Na prática, essa medida - que vinha sendo adiada há anos por vários governos e que se concretiza agora através de um decreto-lei - remete para o Executivo de Alberto João Jardim a criação de uma nova Direcção de Finanças regional. A estrutura, a criar por decreto do Governo madeirense, fica com todas as competências e atribuições da máquina fiscal actual, incluindo a capacidade de cobrar e liquidar impostos, de proceder a inspecções e fiscalizações tributárias e de receber reclamações de contribuintes.
A nova estrutura vai "herdar" os funcionários da administração fiscal madeirense, pelo que, disse ao JN uma fonte sindical, nunca poderia ter sido aprovada sem que os sindicatos se pronunciassem.

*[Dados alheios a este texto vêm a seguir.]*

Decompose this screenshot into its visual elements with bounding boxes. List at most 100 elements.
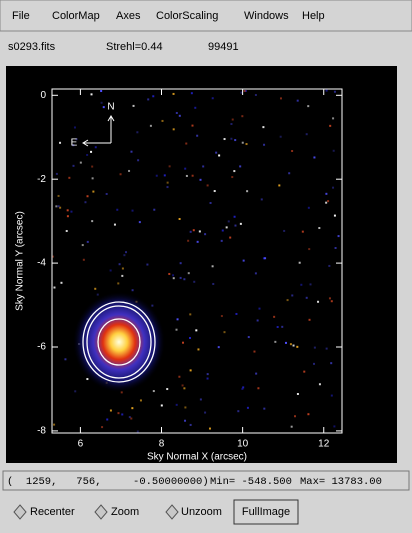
noise-pixel xyxy=(307,105,310,108)
noise-pixel xyxy=(199,398,202,401)
menu-item[interactable]: Axes xyxy=(116,10,141,22)
file-name: s0293.fits xyxy=(8,41,56,53)
noise-pixel xyxy=(198,230,201,233)
plot-frame xyxy=(51,88,343,434)
noise-pixel xyxy=(109,409,112,412)
noise-pixel xyxy=(178,114,181,117)
menu-item[interactable]: Help xyxy=(302,10,325,22)
noise-pixel xyxy=(313,156,316,159)
noise-pixel xyxy=(333,425,336,428)
noise-pixel xyxy=(328,297,331,300)
cursor-position: ( 1259, 756, -0.50000000) xyxy=(7,476,209,488)
fullimage-button[interactable] xyxy=(233,499,299,525)
radio-button[interactable] xyxy=(13,504,27,520)
noise-pixel xyxy=(187,272,190,275)
noise-pixel xyxy=(212,282,215,285)
radio-button[interactable] xyxy=(165,504,179,520)
noise-pixel xyxy=(179,262,182,265)
x-tick-label: 10 xyxy=(237,439,249,450)
menu-item[interactable]: ColorScaling xyxy=(156,10,218,22)
noise-pixel xyxy=(74,390,77,393)
noise-pixel xyxy=(235,312,238,315)
noise-pixel xyxy=(96,293,99,296)
status-box xyxy=(2,470,410,491)
noise-pixel xyxy=(305,296,308,299)
menu-item[interactable]: File xyxy=(12,10,30,22)
noise-pixel xyxy=(100,90,103,93)
noise-pixel xyxy=(94,146,97,149)
noise-pixel xyxy=(231,118,234,121)
noise-pixel xyxy=(190,92,193,95)
noise-pixel xyxy=(221,229,224,232)
x-tick-label: 12 xyxy=(318,439,330,450)
noise-pixel xyxy=(70,210,73,213)
noise-pixel xyxy=(123,254,126,257)
noise-pixel xyxy=(178,375,181,378)
noise-pixel xyxy=(279,97,282,100)
noise-pixel xyxy=(229,236,232,239)
noise-pixel xyxy=(81,244,84,247)
noise-layer xyxy=(52,89,340,433)
noise-pixel xyxy=(254,272,257,275)
noise-pixel xyxy=(296,345,299,348)
noise-pixel xyxy=(75,138,78,141)
noise-pixel xyxy=(301,230,304,233)
noise-pixel xyxy=(53,423,56,426)
noise-pixel xyxy=(117,412,120,415)
noise-pixel xyxy=(333,214,336,217)
noise-pixel xyxy=(318,383,321,386)
noise-pixel xyxy=(325,89,328,92)
noise-pixel xyxy=(262,257,265,260)
menu-item[interactable]: Windows xyxy=(244,10,289,22)
noise-pixel xyxy=(246,406,249,409)
noise-pixel xyxy=(57,194,60,197)
noise-pixel xyxy=(72,164,75,167)
image-panel xyxy=(6,66,397,463)
noise-pixel xyxy=(294,415,297,418)
noise-pixel xyxy=(55,205,58,208)
noise-pixel xyxy=(172,128,175,131)
compass-east: E xyxy=(71,138,78,149)
noise-pixel xyxy=(146,263,149,266)
radio-button[interactable] xyxy=(94,504,108,520)
noise-pixel xyxy=(292,344,295,347)
noise-pixel xyxy=(313,346,316,349)
noise-pixel xyxy=(256,319,259,322)
noise-pixel xyxy=(254,93,257,96)
noise-pixel xyxy=(184,406,187,409)
noise-pixel xyxy=(128,416,131,419)
noise-pixel xyxy=(330,362,333,365)
noise-pixel xyxy=(183,278,186,281)
noise-pixel xyxy=(291,294,294,297)
noise-pixel xyxy=(281,325,284,328)
noise-pixel xyxy=(206,377,209,380)
noise-pixel xyxy=(242,386,245,389)
button-label[interactable]: Zoom xyxy=(111,506,139,518)
noise-pixel xyxy=(187,239,190,242)
noise-pixel xyxy=(263,407,266,410)
menu-bar xyxy=(0,0,412,32)
noise-pixel xyxy=(125,251,128,254)
noise-pixel xyxy=(241,387,244,390)
button-label[interactable]: FullImage xyxy=(242,506,290,518)
noise-pixel xyxy=(291,150,294,153)
noise-pixel xyxy=(153,208,156,211)
noise-pixel xyxy=(290,425,293,428)
button-label[interactable]: Recenter xyxy=(30,506,75,518)
noise-pixel xyxy=(152,390,155,393)
noise-pixel xyxy=(225,226,228,229)
noise-pixel xyxy=(155,174,158,177)
noise-pixel xyxy=(160,404,163,407)
menu-item[interactable]: ColorMap xyxy=(52,10,100,22)
noise-pixel xyxy=(223,331,226,334)
compass-north: N xyxy=(107,102,114,113)
compass xyxy=(82,115,115,147)
button-label[interactable]: Unzoom xyxy=(181,506,222,518)
noise-pixel xyxy=(273,315,276,318)
noise-pixel xyxy=(217,346,220,349)
noise-pixel xyxy=(120,391,123,394)
noise-pixel xyxy=(106,418,109,421)
noise-pixel xyxy=(309,283,312,286)
noise-pixel xyxy=(307,206,310,209)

"Dissemos ao secretário de Estado (dos Assuntos Fiscais, Vasco Valdez) que exigíamos ser ouvidos nesta matéria", disse, ao JN, o dirigente do Sindicato dos Trabalhadores dos Impostos, Manuel Alberto, lembrando que, por haver implicações na contratação colectiva e nas carreiras dos trabalhadores em causa, a Constituição obriga o Governo a ouvir os sindicatos do sector. "Como isso não aconteceu, vamos suscitar a inconstitucionalidade" do diploma, revelou, garantindo que o presidente da República e o Parlamento "têm conhecimento" da exigência feita a Vasco Valdez.

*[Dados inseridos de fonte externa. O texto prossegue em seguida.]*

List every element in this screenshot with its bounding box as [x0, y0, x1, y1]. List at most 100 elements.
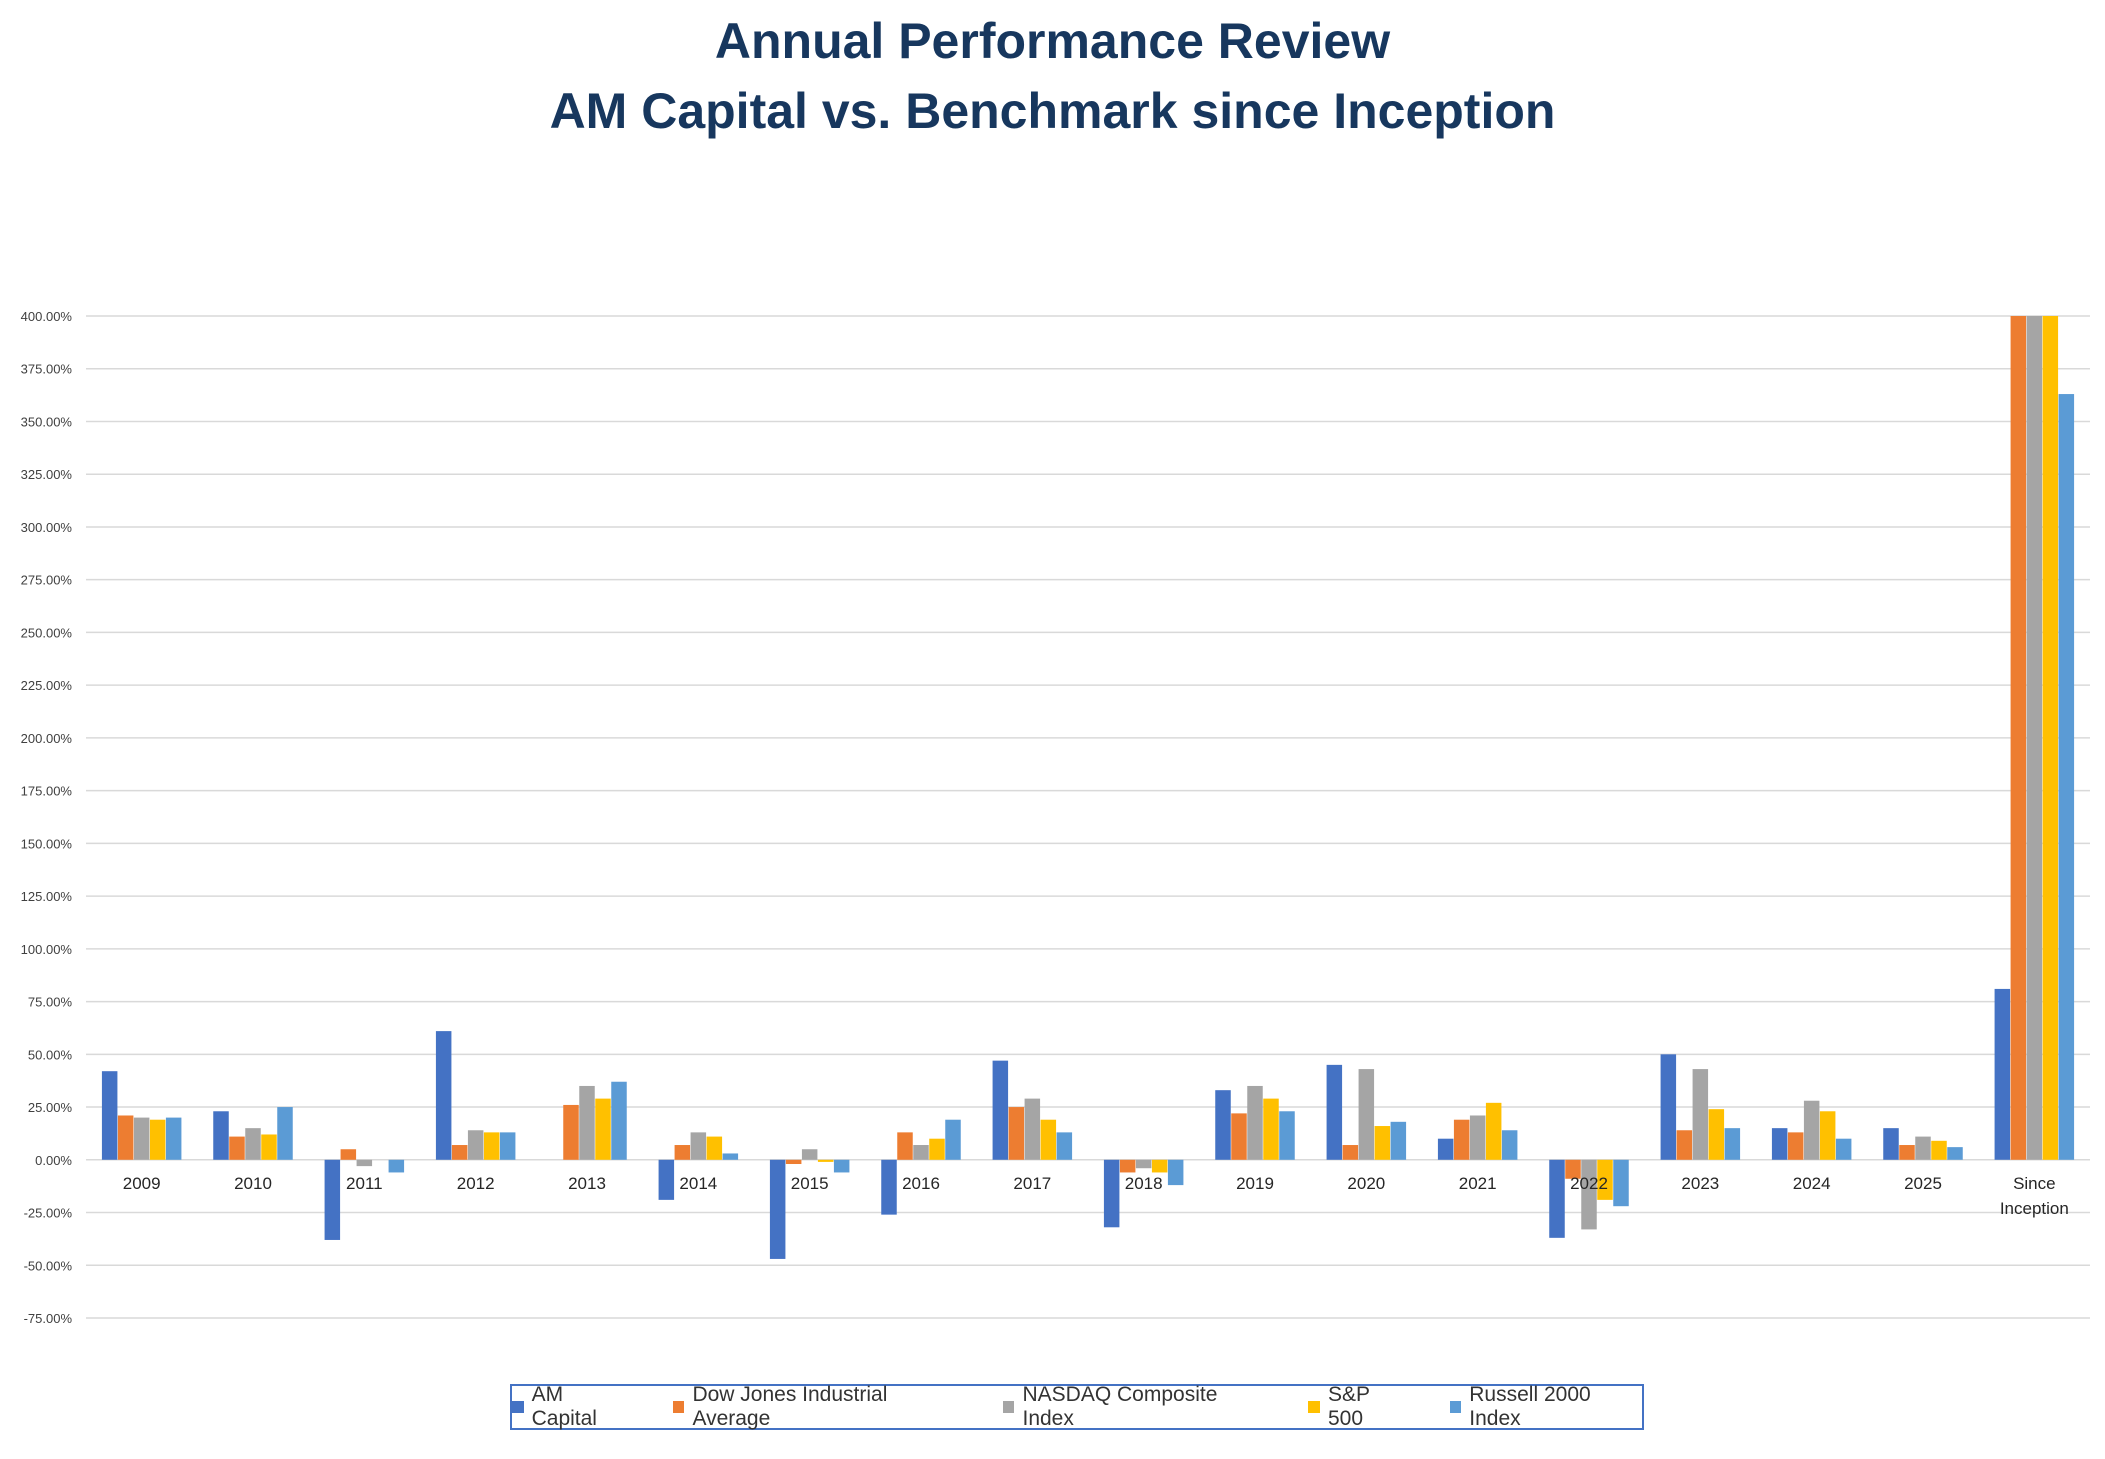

A criação da nova estrutura merece também duras críticas de Saldanha Sanches, para quem "a ideia só seria boa se existisse demoracia na Madeira". Para o fiscalista, há o risco de Alberto João Jardim "usar o controlo do aparelho fiscal contra inimigos". Por outro lado, lembrou ao JN, uma vez que na Madeira os parlamentares não estão abrangidos pelo regime de incompatibilidades em vigor no Continente e nos Açores, "vamos ter advogados deputados a servir de advogados de questões fiscais".